As for Gus Field, he took the news well, too. Which was more admirable, since he got very little gratitude from Christopher or anybody else for doing so. If he was invited to the Beesleys', it was only once or twice. Speed dropped him. Christopher only saw him occasionally. He was treated as a bore and an outsider—and that, from Christopher's point of view, was what he was.
41

Speed had called the refugees boring; Isherwood calls Gus Field a bore. To be boring was an unacceptable crime in Isherwood's new Speed Lamkin-style drive for success. Perversely, Field became the scapegoat himself for the ill treatment meted out to him by Isherwood and the Beesleys. As with the refugees and Caskey, Field and the guilt he inspired in Isherwood and his friends, had to go.

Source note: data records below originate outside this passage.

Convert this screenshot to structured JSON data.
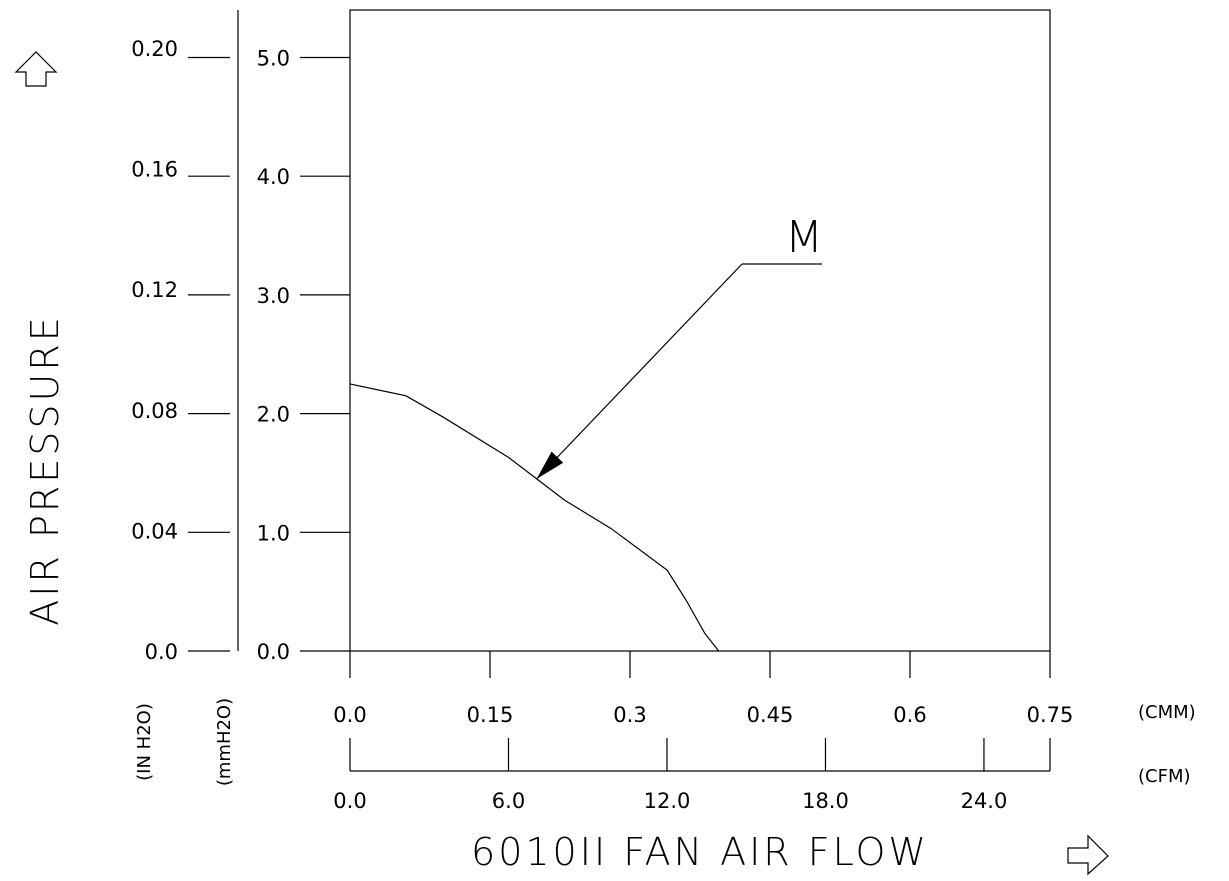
{
  "chart_data": {
    "type": "line",
    "title": "",
    "xlabel": "6010II FAN AIR FLOW",
    "ylabel": "AIR PRESSURE",
    "x_axes": [
      {
        "unit": "(CMM)",
        "range": [
          0,
          0.75
        ],
        "ticks": [
          "0.0",
          "0.15",
          "0.3",
          "0.45",
          "0.6",
          "0.75"
        ]
      },
      {
        "unit": "(CFM)",
        "range": [
          0,
          26.5
        ],
        "ticks": [
          "0.0",
          "6.0",
          "12.0",
          "18.0",
          "24.0"
        ]
      }
    ],
    "y_axes": [
      {
        "unit": "(IN H2O)",
        "range": [
          0,
          0.2126
        ],
        "ticks": [
          "0.0",
          "0.04",
          "0.08",
          "0.12",
          "0.16",
          "0.20"
        ]
      },
      {
        "unit": "(mmH2O)",
        "range": [
          0,
          5.4
        ],
        "ticks": [
          "0.0",
          "1.0",
          "2.0",
          "3.0",
          "4.0",
          "5.0"
        ]
      }
    ],
    "grid": false,
    "series": [
      {
        "name": "M",
        "x_unit": "CMM",
        "y_unit": "mmH2O",
        "x": [
          0.0,
          0.06,
          0.1,
          0.17,
          0.2,
          0.23,
          0.28,
          0.34,
          0.36,
          0.38,
          0.395
        ],
        "y": [
          2.25,
          2.15,
          1.97,
          1.63,
          1.45,
          1.27,
          1.03,
          0.68,
          0.43,
          0.15,
          0.0
        ]
      }
    ],
    "annotations": [
      {
        "text": "M"
      }
    ]
  }
}
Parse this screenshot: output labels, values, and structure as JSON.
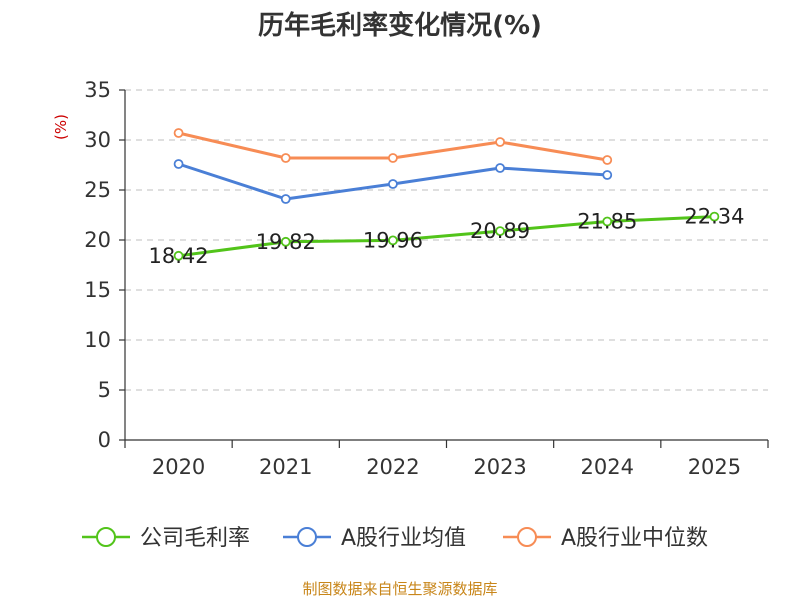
{
  "title": "历年毛利率变化情况(%)",
  "source": "制图数据来自恒生聚源数据库",
  "colors": {
    "series_company": "#52c41a",
    "series_avg": "#4a7fd6",
    "series_median": "#f78c55",
    "unit": "#cc0000",
    "source": "#c8861a",
    "axis": "#333333",
    "grid": "#cccccc"
  },
  "chart_data": {
    "type": "line",
    "title": "历年毛利率变化情况(%)",
    "ylabel": "(%)",
    "xlabel": "",
    "categories": [
      "2020",
      "2021",
      "2022",
      "2023",
      "2024",
      "2025"
    ],
    "ylim": [
      0,
      35
    ],
    "yticks": [
      0,
      5,
      10,
      15,
      20,
      25,
      30,
      35
    ],
    "grid": true,
    "legend_position": "bottom",
    "series": [
      {
        "name": "公司毛利率",
        "color": "#52c41a",
        "values": [
          18.42,
          19.82,
          19.96,
          20.89,
          21.85,
          22.34
        ],
        "labels": [
          "18.42",
          "19.82",
          "19.96",
          "20.89",
          "21.85",
          "22.34"
        ]
      },
      {
        "name": "A股行业均值",
        "color": "#4a7fd6",
        "values": [
          27.6,
          24.1,
          25.6,
          27.2,
          26.5,
          null
        ]
      },
      {
        "name": "A股行业中位数",
        "color": "#f78c55",
        "values": [
          30.7,
          28.2,
          28.2,
          29.8,
          28.0,
          null
        ]
      }
    ]
  }
}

And yet part of Isherwood brooded over the excluded, marginalized figure of Gus Field, resulting in the strange non-ending of the reconstructed diary. For Isherwood, the Field episode was closed but not resolved. He had originally planned, at Thanksgiving 1970, that the reconstructed diary might carry through to 1955—or at least to 1953, when he met Don Bachardy. But by March 1974, as he was writing about the end of 1950, his ambition had shrunk: “I would like to record the winter of 1951–1952, even if I go no further.”
42
In September the same year, advancing slowly, he had again reduced his aims, “I've reached January 1951. I would like, at least, to get the rest of that year recorded, particularly the production of
I Am a Camera
.”
43
Finally, in January 1977, with
Christopher and His Kind
already published, he had made only a little further progress, though he still planned to continue: “. . . thus far, I've reached May 1951 and I would like to carry the narrative on until at least the end of 1952.”
44
But he never returned to the task, and in the end he never got beyond the shadow of Gus Field—the necessary victim of Isherwood's success. From time to time, Isherwood also mentions in his diary the idea of returning to the subject of the refugees and writing a novel solely about them. But he never did; they, too, were part of the past of which he had to let go. Their story survives only in his wartime diaries, an adequate and important historical account. As for Caskey, his story is contained in the reconstructed diary.